У нас было два в разных губерниях: большое одно, другое вот это именьице, маленькое. Большое досталось нам по наследству, когда я уже был в университете, и мы потом часто туда наезжали, но детские годы и ранняя юность моя прошли в этом самом памятном доме, где очутился я сразу… ужели сказать — стариком? Но дивное дело — вернувшись к истокам, я часто теперь забываю немалые годы свои. Та же крапива растет под окном, та же беседка сиреневая, липы и клен, серебро тополей. Каждый мне здесь уголок памятен, дорог, каждый исполнен… меня самого. Недавно, пройдя по тропинке к прудам, я словно забылся.
Привычное место, мосток для белья, черемуха свесила ветви до самой воды. Пчелы, шмели, летит стрекоза. Я живо разделся и кинулся в воду. Я ничего не забыл. Тотчас же бессмертная память мне подсказала, что влево ключи и туда настрого мне запрещено, а вправо у дуба коряга невидимая, однажды жестоко я ободрал себе ногу и, уж конечно, дома о том промолчал. Я выплыл на середину и, для себя неожиданно, низко нырнул; это всегда было моею любимой забавой… На солнце я мокрый еще полежал и окунулся вторично. С бороды моей капали капли, рябилась вода, и облик мой там ежеминутно дробился!.. Когда я оделся, веселость прошла и мной овладела задумчивость.
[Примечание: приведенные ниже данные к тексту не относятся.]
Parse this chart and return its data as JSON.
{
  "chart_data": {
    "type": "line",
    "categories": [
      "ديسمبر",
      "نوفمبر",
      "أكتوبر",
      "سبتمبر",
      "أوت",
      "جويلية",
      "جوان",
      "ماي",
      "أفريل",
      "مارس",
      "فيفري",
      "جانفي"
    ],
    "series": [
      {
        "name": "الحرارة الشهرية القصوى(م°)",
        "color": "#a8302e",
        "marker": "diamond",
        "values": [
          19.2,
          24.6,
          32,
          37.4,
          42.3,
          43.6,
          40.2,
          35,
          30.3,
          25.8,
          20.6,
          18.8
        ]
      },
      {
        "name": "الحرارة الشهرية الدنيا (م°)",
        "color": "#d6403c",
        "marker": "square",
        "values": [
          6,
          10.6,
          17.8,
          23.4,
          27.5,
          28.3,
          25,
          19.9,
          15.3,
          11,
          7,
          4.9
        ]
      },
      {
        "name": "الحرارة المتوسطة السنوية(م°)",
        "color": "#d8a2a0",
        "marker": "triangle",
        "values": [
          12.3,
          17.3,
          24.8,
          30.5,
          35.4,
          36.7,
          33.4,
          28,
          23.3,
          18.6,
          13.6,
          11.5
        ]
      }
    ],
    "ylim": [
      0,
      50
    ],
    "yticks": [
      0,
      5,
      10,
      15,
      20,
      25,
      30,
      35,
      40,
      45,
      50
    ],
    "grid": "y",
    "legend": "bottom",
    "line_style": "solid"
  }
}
Так, об руку с нею, неспешно я воротился домой.
Эта же зыбкая грусть, в которой дробится, двоится мой облик теперешний, она неизменно со мною по вечерам, когда я один путешествую в доме: и у себя, и не у себя, я и не я. Это «не я» или, быть может, напротив — именно я настоящее, прежнее… все это сильно волнует меня; временами. Вообще же я тверд. И вообще — я спокоен.
Я не взял с собой ничего — ни из книг, ни из писем, которые часто любил перечитывать. Мне ничего больше не нужно. У меня в голове столько людей и событий; довольно мне их. Но и события эти, людей, некогда близких, редко тревожу. И здесь — книги я только даю, не читаю; разве когда Павлуша ко мне забежит, он любит, как я читаю ему путешествия. Он и меня заражает, и я путешествую: это была моя детская страсть; в зрелые годы я также немало поездил, и вот теперь фантазирую здесь.
Итак, я в спокойные дни фантазирую. Сяду под липой: это душистые Альпы. Разницы нет, но только душистые, стало быть, лучше еще. Уступы, долины, холмы; я путешественник. И ни усталости, ни проводников.
В усадьбе все так заросло, как если бы здесь почиют не годы — века. Лопух и крапива, заросли дикой малины и безымянный бурьян. Девственный лес, ни пройти, ни проехать. Между камней под старой соломой от обвалившихся крыш — страшные змеи: ужи. Павлуша их запросто берет и ласкает, кладет их на шею, я же боюсь. С гадливостью и отвращением, но и с каким-то неотразимым влечением, стою иногда и гляжу, как они греют на солнце блестящую черную спину, головка их с желтым воротником приподнята, быстро скользнет и исчезнет тонкое жало — язык. Странная, непостижимая тварь! Есть, говорят, и медянки. Не раз я Павлушу остерегал, но он только сверкнет на меня и рассмеется: «встречу — убью». Но я совершаю свои путешествия в этом лесу меж лиан — опасливо и настороженно.